I confirm that I have read this submission and believe that I have an appropriate level of expertise to confirm that it is of an acceptable scientific standard.

The authors have followed all suggestion given

Is the work clearly and accurately presented and does it cite the current literature?

Yes

If applicable, is the statistical analysis and its interpretation appropriate?

Yes

Are all the source data underlying the results available to ensure full reproducibility?

Yes

Is the study design appropriate and is the work technically sound?

Yes

Are the conclusions drawn adequately supported by the results?

Yes

Are sufficient details of methods and analysis provided to allow replication by others?

Yes

Reviewer Expertise:

Natural Product Chemistry, Bioactivity study

I confirm that I have read this submission and believe that I have an appropriate level of expertise to confirm that it is of an acceptable scientific standard.

1. The manuscript needs to be sent for proofreading.
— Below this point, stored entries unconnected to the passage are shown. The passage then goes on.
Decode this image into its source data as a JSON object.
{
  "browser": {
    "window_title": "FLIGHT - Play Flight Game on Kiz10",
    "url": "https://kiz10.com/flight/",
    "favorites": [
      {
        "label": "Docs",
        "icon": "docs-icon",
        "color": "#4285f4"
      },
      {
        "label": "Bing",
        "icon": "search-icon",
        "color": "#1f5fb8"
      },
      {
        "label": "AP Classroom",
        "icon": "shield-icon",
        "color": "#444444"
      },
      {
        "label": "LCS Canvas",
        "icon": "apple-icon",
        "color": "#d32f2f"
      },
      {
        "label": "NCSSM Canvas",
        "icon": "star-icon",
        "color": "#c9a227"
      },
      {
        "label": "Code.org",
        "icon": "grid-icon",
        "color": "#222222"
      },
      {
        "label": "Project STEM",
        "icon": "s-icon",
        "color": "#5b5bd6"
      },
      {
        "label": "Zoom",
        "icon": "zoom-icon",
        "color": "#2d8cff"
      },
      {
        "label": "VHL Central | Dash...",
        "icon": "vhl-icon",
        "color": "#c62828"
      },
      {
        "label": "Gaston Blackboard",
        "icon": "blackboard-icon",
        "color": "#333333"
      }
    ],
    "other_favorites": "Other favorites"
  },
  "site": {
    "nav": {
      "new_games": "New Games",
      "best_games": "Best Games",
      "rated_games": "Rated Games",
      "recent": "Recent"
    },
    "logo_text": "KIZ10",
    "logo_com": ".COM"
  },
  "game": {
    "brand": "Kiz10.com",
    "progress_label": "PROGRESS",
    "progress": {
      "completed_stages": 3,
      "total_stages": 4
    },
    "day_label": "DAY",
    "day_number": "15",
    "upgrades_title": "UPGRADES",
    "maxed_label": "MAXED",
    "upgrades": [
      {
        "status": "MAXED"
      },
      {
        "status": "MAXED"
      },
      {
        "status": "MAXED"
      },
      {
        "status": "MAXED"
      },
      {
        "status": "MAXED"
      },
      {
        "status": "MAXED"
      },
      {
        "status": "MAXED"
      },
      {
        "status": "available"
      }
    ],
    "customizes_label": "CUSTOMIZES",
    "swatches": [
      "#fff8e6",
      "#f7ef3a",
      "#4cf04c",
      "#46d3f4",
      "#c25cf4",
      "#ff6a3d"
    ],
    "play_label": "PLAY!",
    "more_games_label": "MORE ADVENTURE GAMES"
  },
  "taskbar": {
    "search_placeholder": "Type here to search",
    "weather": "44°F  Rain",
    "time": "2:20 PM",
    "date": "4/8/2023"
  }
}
There are a lot of grammatical mistakes and poor sentence construction, and there is no connection between sentences in paragraphs.

2. In the manuscript, the voucher of herbarium specimen of the plant should be stated, and also where the herbarium specimen is deposited and who is identifying the plant (botanist).

3. Please mention the replication that was conducted in each experiment.

4. Discussion: rewrite the discussion to discuss more details about the results of the experiments and compare the previous research or facts from the article or book, to support the results.

5. Check on how to write the species name of plants for the first and subsequent usage, and be consistent.

Is the work clearly and accurately presented and does it cite the current literature?

Yes

If applicable, is the statistical analysis and its interpretation appropriate?

Yes

Are all the source data underlying the results available to ensure full reproducibility?

Yes

Is the study design appropriate and is the work technically sound?

Yes

Are the conclusions drawn adequately supported by the results?

Yes

Are sufficient details of methods and analysis provided to allow replication by others?

Yes

Reviewer Expertise:

Natural Product Chemistry, Bioactivity study

I confirm that I have read this submission and believe that I have an appropriate level of expertise to confirm that it is of an acceptable scientific standard, however I have significant reservations, as outlined above.

1. The manuscript has sent for proofreading.

2. The plant was authenticated by Ir. Hj. Hastaniah, M.P. and the voucher specimen (voucher number: 27b/UN17.4.3.08/LL/2018) was deposited to Laboratory of Dendrology and Forest Ecology, Faculty of Forestry, Mulawarman University, Samarinda, Indonesia.

3. There was one replication that was conducted in each experiment of every sample.

4. In the discussion has been rewriting to explain the results of the experiments and compare the previous research to support the results.

5. All the species name of the plants has been corrected as “ Zingiber montanum” for the first, and “ Z. montanum” for subsequent usage.